This is a nice gesture and once again shows the generous and caring nature of the USA. At the same time though, there have been many pleas for *Cash* and specifically not donations of food or clothes. There are multiple reasons for this:

- It is very expensive and time consuming to ship stuff to Haiti, especially bulky items like food and clothes.
- Cash allows the people closest to those in need to determine what supplies are most needed. It won't hurt for kids to be naked for a few days, but lack of clean water will kill them.
- Sending cash actually can do double duty; it pays for needed supplies, but just as important it helps stimulate the economy if the supplies can be purchased locally.

Of course, donate only to trustworthy organizations. You can't go wrong with the American Red Cross or USAID.

Like this comment
Posted by JJ
a resident of Downtown
on Feb 11, 2010 at 10:07 am

Programs like this will turn our kids into caring, compassionate liberals!!! I fear for our country!!! [Glenn Beck tears]

Like this comment
Posted by Kasey Poet HIllier
a resident of Vintage Hills
on Feb 14, 2010 at 5:32 pm

So proud of you Vintage Hills!
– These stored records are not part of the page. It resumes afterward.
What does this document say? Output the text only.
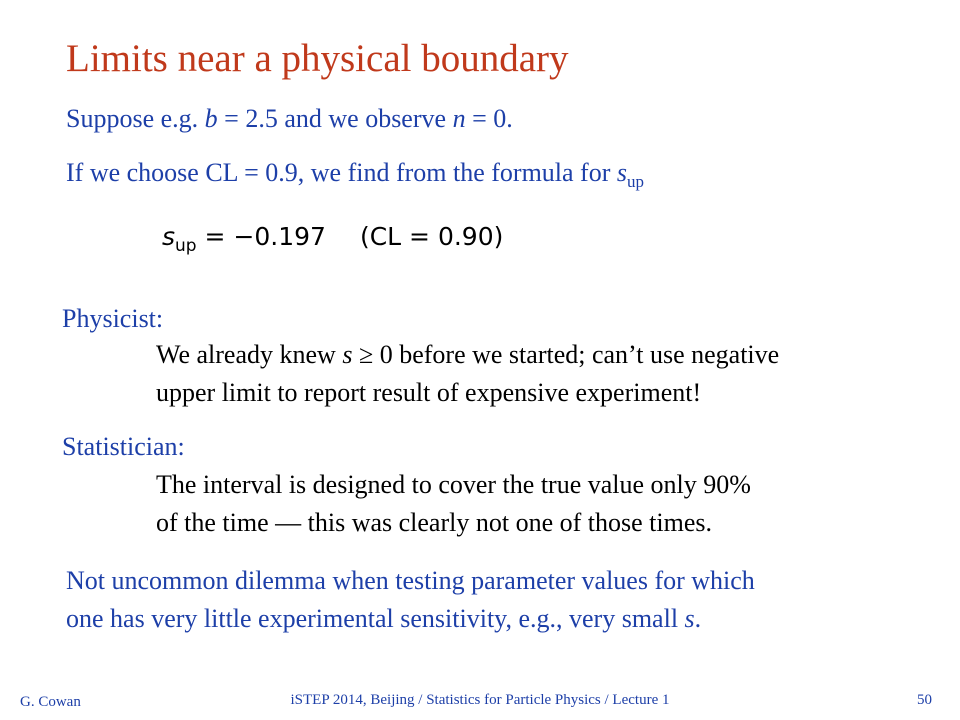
Limits near a physical boundary
Suppose e.g. b = 2.5 and we observe n = 0.
If we choose CL = 0.9, we find from the formula for $s_{up}$
$s_{up} = -0.197$ (CL = 0.90)
Physicist:
We already knew s ≥ 0 before we started; can’t use negative
upper limit to report result of expensive experiment!
Statistician:
The interval is designed to cover the true value only 90%
of the time — this was clearly not one of those times.
Not uncommon dilemma when testing parameter values for which
one has very little experimental sensitivity, e.g., very small s.
G. Cowan	iSTEP 2014, Beijing / Statistics for Particle Physics / Lecture 1	50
My name is Kasey Poet Hillier and I taught at Vintage Hills for 7 years. The Vintage Hills students, parents, and community have always been ready for action and such wonderful examples of what a small community can actually accomplish. I am going to try and do the same thing for my new school, Gravenstein, up in sonoma County. Thank you for the inspiration and I miss you Pleasanton and Vintage Hills- you are amazing--keep up the good work!!!